= Stefanos Geroulanos =

American historian (born 1979)

Stefanos Geroulanos (born 1979) is an American historian and educator. His books include The Invention of Prehistory (2024).

==Early life and education==
Geroulanos grew up in Greece. He received a BA from Princeton University in 2001 and a PhD from Johns Hopkins University in 2008.

==Career==
Geroulanos is a professor of history at New York University and director of the Remarque Institute at the University. He is an executive editor of the Journal of the History of Ideas.

==Publications==
- An Atheism that is Not Humanist Emerges in French Thought. Cultural Memory in The Present series. Redwood City, California: Stanford University Press, 2010. ISBN 9780804762984.
- Experimente im Individuum: Kurt Goldstein und die Frage des Organismus. With Todd Meyers.

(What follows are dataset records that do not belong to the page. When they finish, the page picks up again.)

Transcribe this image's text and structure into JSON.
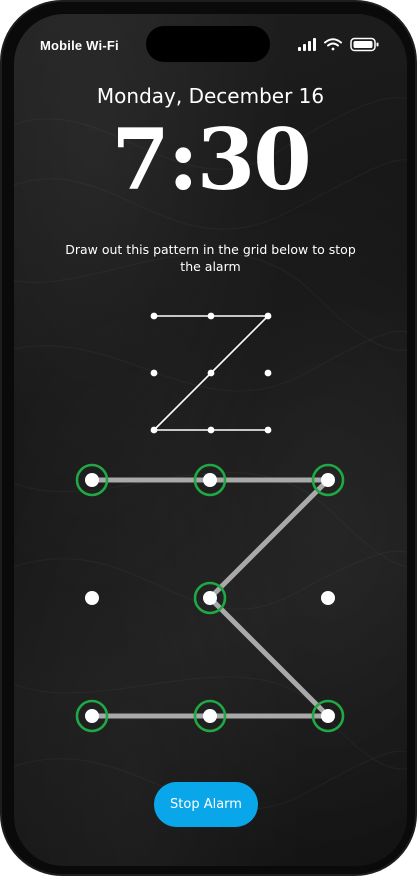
{
  "status_bar": {
    "carrier": "Mobile Wi-Fi",
    "icons": [
      "cellular-signal-icon",
      "wifi-icon",
      "battery-icon"
    ]
  },
  "lock_screen": {
    "date": "Monday, December 16",
    "time": "7:30"
  },
  "alarm": {
    "instructions": "Draw out this pattern in the grid below to stop the alarm",
    "stop_button_label": "Stop Alarm"
  },
  "pattern": {
    "grid_size": 3,
    "target_sequence": [
      0,
      1,
      2,
      4,
      6,
      7,
      8
    ],
    "drawn_sequence": [
      0,
      1,
      2,
      4,
      8,
      7,
      6
    ],
    "selected_dots": [
      0,
      1,
      2,
      4,
      6,
      7,
      8
    ]
  },
  "colors": {
    "selected_ring": "#1fa843",
    "drawn_line": "#a9a9a9",
    "preview_line": "#ffffff",
    "button_background": "#0aa6ea",
    "text": "#ffffff"
  }
}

Berlin: 2014. ISBN 978-3-94136-030-3.
- Transparency in Postwar France: a Critical History of the Present. Stanford University Press, 2017. ISBN 9780804799744.
- The Human Body in the Age of Catastrophe: Brittleness, Integration, Science, and the Great War. With Todd Meyers. Chicago: University of Chicago Press, 2018. ISBN 9780226556451.
- The Invention of Prehistory: Empire, Violence, and Our Obsession with Human Origins. New York: Boni & Liveright, 2024. ISBN 978-1-324-09612-2.